In late 1998, two years after Vazquez began operating his business legally, Dallas passed an ordinance prohibiting bus depots from settling within 500 feet of residential areas. The change was made in an attempt to regulate the explosion of buses and vans making direct Dallas-to-Mexico runs. Oak Cliff was being overrun with "renegade" bus operators, some with a bus or two and no terminal at all, operating out of houses and apartment buildings. Residents complained of 40-foot buses parking on the streets overnight.

Because Fermin Vazquez's depot was in place before the new ordinance passed, he was affected only if his business was found to be a nuisance. Last fall, Spence initiated that nuisance complaint, he says.

Rather than fight it, Vazquez gave in and agreed in late February to close the terminal by August 1. "He surrendered," Spence says.

According to Mike Coker, a zoning consultant who represented Vazquez, he cut the deal directly with Miller to give Vazquez five months to move.

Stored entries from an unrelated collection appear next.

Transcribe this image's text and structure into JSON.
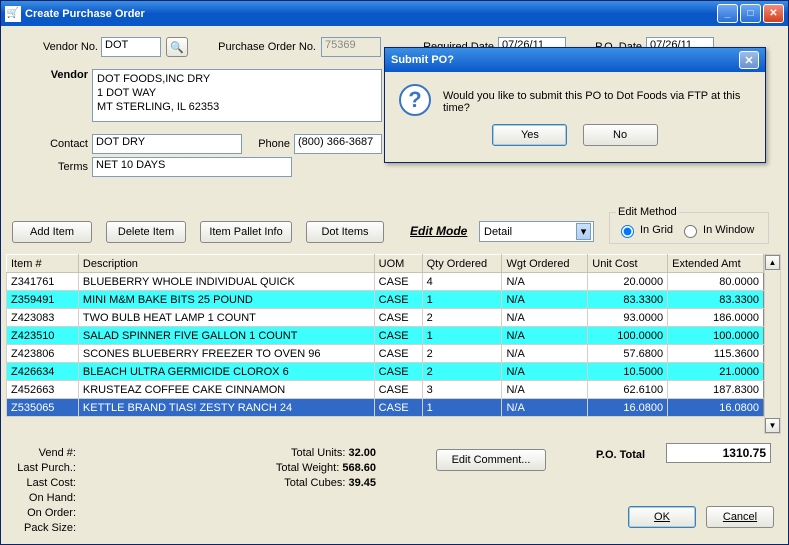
{
  "window": {
    "title": "Create Purchase Order"
  },
  "header": {
    "vendor_no_label": "Vendor No.",
    "vendor_no": "DOT",
    "po_no_label": "Purchase Order No.",
    "po_no": "75369",
    "required_date_label": "Required Date",
    "required_date": "07/26/11",
    "po_date_label": "P.O. Date",
    "po_date": "07/26/11"
  },
  "vendor": {
    "label": "Vendor",
    "lines": [
      "DOT FOODS,INC DRY",
      "1 DOT WAY",
      "MT STERLING, IL  62353"
    ],
    "contact_label": "Contact",
    "contact": "DOT DRY",
    "phone_label": "Phone",
    "phone": "(800) 366-3687",
    "terms_label": "Terms",
    "terms": "NET 10 DAYS"
  },
  "buttons": {
    "add_item": "Add Item",
    "delete_item": "Delete Item",
    "item_pallet_info": "Item Pallet Info",
    "dot_items": "Dot Items",
    "edit_comment": "Edit Comment...",
    "ok": "OK",
    "cancel": "Cancel"
  },
  "editmode": {
    "label": "Edit Mode",
    "value": "Detail"
  },
  "editmethod": {
    "legend": "Edit Method",
    "opt1": "In Grid",
    "opt2": "In Window"
  },
  "grid": {
    "columns": [
      "Item #",
      "Description",
      "UOM",
      "Qty Ordered",
      "Wgt Ordered",
      "Unit Cost",
      "Extended Amt"
    ],
    "rows": [
      {
        "item": "Z341761",
        "desc": "BLUEBERRY WHOLE INDIVIDUAL QUICK",
        "uom": "CASE",
        "qty": "4",
        "wgt": "N/A",
        "unit": "20.0000",
        "ext": "80.0000",
        "alt": false,
        "sel": false
      },
      {
        "item": "Z359491",
        "desc": "MINI M&M BAKE BITS 25 POUND",
        "uom": "CASE",
        "qty": "1",
        "wgt": "N/A",
        "unit": "83.3300",
        "ext": "83.3300",
        "alt": true,
        "sel": false
      },
      {
        "item": "Z423083",
        "desc": "TWO BULB HEAT LAMP 1 COUNT",
        "uom": "CASE",
        "qty": "2",
        "wgt": "N/A",
        "unit": "93.0000",
        "ext": "186.0000",
        "alt": false,
        "sel": false
      },
      {
        "item": "Z423510",
        "desc": "SALAD SPINNER FIVE GALLON 1 COUNT",
        "uom": "CASE",
        "qty": "1",
        "wgt": "N/A",
        "unit": "100.0000",
        "ext": "100.0000",
        "alt": true,
        "sel": false
      },
      {
        "item": "Z423806",
        "desc": "SCONES BLUEBERRY FREEZER TO OVEN 96",
        "uom": "CASE",
        "qty": "2",
        "wgt": "N/A",
        "unit": "57.6800",
        "ext": "115.3600",
        "alt": false,
        "sel": false
      },
      {
        "item": "Z426634",
        "desc": "BLEACH ULTRA GERMICIDE CLOROX 6",
        "uom": "CASE",
        "qty": "2",
        "wgt": "N/A",
        "unit": "10.5000",
        "ext": "21.0000",
        "alt": true,
        "sel": false
      },
      {
        "item": "Z452663",
        "desc": "KRUSTEAZ COFFEE CAKE CINNAMON",
        "uom": "CASE",
        "qty": "3",
        "wgt": "N/A",
        "unit": "62.6100",
        "ext": "187.8300",
        "alt": false,
        "sel": false
      },
      {
        "item": "Z535065",
        "desc": "KETTLE BRAND TIAS! ZESTY RANCH 24",
        "uom": "CASE",
        "qty": "1",
        "wgt": "N/A",
        "unit": "16.0800",
        "ext": "16.0800",
        "alt": false,
        "sel": true
      }
    ]
  },
  "summary": {
    "vend_num_lbl": "Vend #:",
    "last_purch_lbl": "Last Purch.:",
    "last_cost_lbl": "Last Cost:",
    "on_hand_lbl": "On Hand:",
    "on_order_lbl": "On Order:",
    "pack_size_lbl": "Pack Size:",
    "total_units_lbl": "Total Units:",
    "total_units": "32.00",
    "total_weight_lbl": "Total Weight:",
    "total_weight": "568.60",
    "total_cubes_lbl": "Total Cubes:",
    "total_cubes": "39.45"
  },
  "totals": {
    "label": "P.O. Total",
    "value": "1310.75"
  },
  "dialog": {
    "title": "Submit PO?",
    "message": "Would you like to submit this PO to Dot Foods via FTP at this time?",
    "yes": "Yes",
    "no": "No"
  }
}
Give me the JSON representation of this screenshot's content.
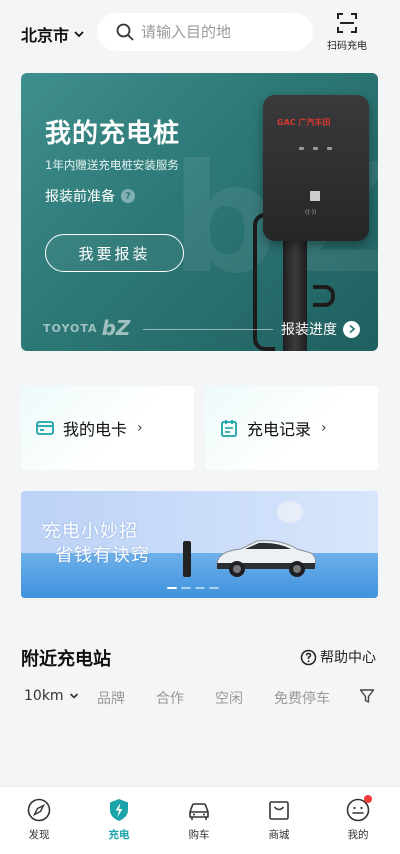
{
  "header": {
    "city": "北京市",
    "search_placeholder": "请输入目的地",
    "scan_label": "扫码充电"
  },
  "hero": {
    "title": "我的充电桩",
    "subtitle": "1年内赠送充电桩安装服务",
    "prep_label": "报装前准备",
    "help_mark": "?",
    "button_label": "我要报装",
    "progress_label": "报装进度",
    "brand_text": "TOYOTA",
    "model_text": "bZ",
    "charger_brand": "GAC 广汽丰田"
  },
  "cards": [
    {
      "label": "我的电卡",
      "icon": "card-icon"
    },
    {
      "label": "充电记录",
      "icon": "calendar-icon"
    }
  ],
  "promo": {
    "line1": "充电小妙招",
    "line2": "省钱有诀窍",
    "slide_count": 4,
    "active_slide": 1
  },
  "nearby": {
    "title": "附近充电站",
    "help_label": "帮助中心",
    "filters": {
      "distance": "10km",
      "brand": "品牌",
      "partner": "合作",
      "idle": "空闲",
      "free_parking": "免费停车"
    }
  },
  "tabbar": {
    "items": [
      {
        "label": "发现",
        "icon": "compass-icon",
        "active": false
      },
      {
        "label": "充电",
        "icon": "charge-icon",
        "active": true
      },
      {
        "label": "购车",
        "icon": "car-icon",
        "active": false
      },
      {
        "label": "商城",
        "icon": "bag-icon",
        "active": false
      },
      {
        "label": "我的",
        "icon": "profile-icon",
        "active": false,
        "badge": true
      }
    ]
  },
  "colors": {
    "accent": "#1aa3a8",
    "hero_bg": "#2e7a78",
    "badge": "#f03a3a"
  }
}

Two days before Vazquez was found dead, Gilberto Cortez, publisher of the Spanish-language weekly La Prensa, says he had a long talk with him about his business troubles. Vazquez, whose death the Dallas Medical Examiner's Office is calling a suicide and the Dallas Police Department is still investigating, talked about being hit from two sides. "His revenue was way down because so many others have gotten into the business," Cortez says. At the same time, some of his competitors had been able to avoid regulation while he was being subjected to the city's powers in the most direct way.

"He said he had found a new property, but he thought his location [on Davis] was so important, he wasn't happy to move," Cortez says.

If that's true, then maybe visions of tidy Ann Taylor shops and park spaces had something to do with the death of Fermin Vazquez, as his widow believes.

Last week, Alma Vazquez was busy looking for a new location and was fairly certain she had found one in an industrial section near Interstate 30. Once she's gone, she says she'd like to turn the little gas station at 937 West Davis into a soup kitchen, teeming with homeless men and addicts sleeping in the street. It would stand as a little "thank-you" gift for all the compassion her neighbors have shown.